US Bans American Investment in Chinese AI Company Over Human Rights Concerns
This photo taken on June 4, 2019 shows schoolchildren walking below surveillance cameras in Akto, south of Kashgar, in China's western Xinjiang region. (Greg Baker/AFP via Getty Images)
Eva Fu
12/10/2021
Updated:
12/10/2021

The United States on Dec. 10 put a ban on American investment in Chinese artificial intelligence (AI) firm SenseTime over concerns it’s aiding the Chinese regime’s repression of Uyghurs in Xinjiang.

The 7-year-old firm, one of the world’s highest-valued AI startups and leading developer of facial-recognition technology, was placed in the U.S. list of “Chinese military-industrial complex companies,” overshadowing the company’s plans to land Hong Kong initial public offering this month, where it aims to raise $767 million. The U.S. measure forces American investors to divest within 60 days of the announcement.
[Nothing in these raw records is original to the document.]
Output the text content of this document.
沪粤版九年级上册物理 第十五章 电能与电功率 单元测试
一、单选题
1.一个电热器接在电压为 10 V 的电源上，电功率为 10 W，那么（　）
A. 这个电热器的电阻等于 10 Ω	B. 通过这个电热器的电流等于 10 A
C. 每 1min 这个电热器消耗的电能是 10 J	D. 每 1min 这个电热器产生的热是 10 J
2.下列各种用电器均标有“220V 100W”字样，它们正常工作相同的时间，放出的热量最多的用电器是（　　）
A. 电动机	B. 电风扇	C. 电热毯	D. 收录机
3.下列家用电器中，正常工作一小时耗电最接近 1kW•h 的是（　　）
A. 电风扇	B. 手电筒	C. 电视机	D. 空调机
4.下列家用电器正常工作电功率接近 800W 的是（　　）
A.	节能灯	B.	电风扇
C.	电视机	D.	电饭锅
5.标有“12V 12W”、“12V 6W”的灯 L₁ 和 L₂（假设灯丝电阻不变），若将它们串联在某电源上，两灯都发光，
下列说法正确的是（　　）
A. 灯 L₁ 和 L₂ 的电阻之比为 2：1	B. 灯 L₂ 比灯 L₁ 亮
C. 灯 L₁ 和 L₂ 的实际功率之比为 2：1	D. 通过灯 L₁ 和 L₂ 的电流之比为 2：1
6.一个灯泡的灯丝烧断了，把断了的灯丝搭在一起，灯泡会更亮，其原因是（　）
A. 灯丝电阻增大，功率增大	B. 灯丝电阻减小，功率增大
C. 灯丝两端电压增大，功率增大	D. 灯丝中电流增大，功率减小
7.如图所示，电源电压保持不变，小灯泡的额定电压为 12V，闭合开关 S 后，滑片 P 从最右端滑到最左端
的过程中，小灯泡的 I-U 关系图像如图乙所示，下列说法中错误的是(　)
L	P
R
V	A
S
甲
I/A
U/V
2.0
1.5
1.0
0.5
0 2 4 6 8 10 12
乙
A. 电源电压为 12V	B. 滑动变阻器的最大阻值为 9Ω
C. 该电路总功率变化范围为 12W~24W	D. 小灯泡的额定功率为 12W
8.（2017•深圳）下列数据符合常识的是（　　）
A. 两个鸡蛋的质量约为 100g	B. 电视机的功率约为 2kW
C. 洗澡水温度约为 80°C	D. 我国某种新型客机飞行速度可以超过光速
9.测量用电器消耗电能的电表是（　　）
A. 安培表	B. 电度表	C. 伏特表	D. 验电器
The Treasury Department found SenseTime responsible for developing facial recognition programs that can determine a target’s ethnicity, “with a particular focus on identifying ethnic Uyghurs.”

Shenzhen Sensetime Technology Co. Ltd., SenseTime’s wholly-owned subsidiary, has highlighted its ability to recognize Uyghurs with or without sunglasses, beards, or masks, the Department said.

The move on Friday was among a suite of sanctions announced by the Biden administration, which targeted 24 other individuals and entities tied to Beijing, Myanmar military entities, and North Korea marking International Human Rights Day.

More than a million Uyghurs and other Muslim minorities are estimated to be held in internment camps in Xinjiang, which the United States and human rights groups have deemed a genocide. The ongoing repression has prompted the United States and some allies to declare a diplomatic boycott of Beijing’s 2022 Winter Olympics.
SenseTime’s Beijing subsidiary has already come under U.S. scrutiny in recent years over its role in supplying mass surveillance technology in Xinjiang. It was one of eight Chinese tech firms placed on a Commerce Department trade blacklist in 2019, barring the company from buying parts and components from American businesses without U.S. government approval.

The Treasury Department on Friday also applied sanctions on Erken Tuniyaz, chairman of the Xinjiang Uyghur Autonomous Region, and his predecessor Shohrat Zakir.

The two, along with Hu Lianhe, a senior Chinese Communist Party official that experts believe played a key role in drafting the regime’s policies in Xinjiang, as well as Chen Mingguo, director of the Xinjiang Public Security Bureau, were also slapped with visa restrictions that would bar U.S. entry to them and their immediate relatives.

Dozens of Chinese officials and companies have been sanctioned by the United States over Xinjiang.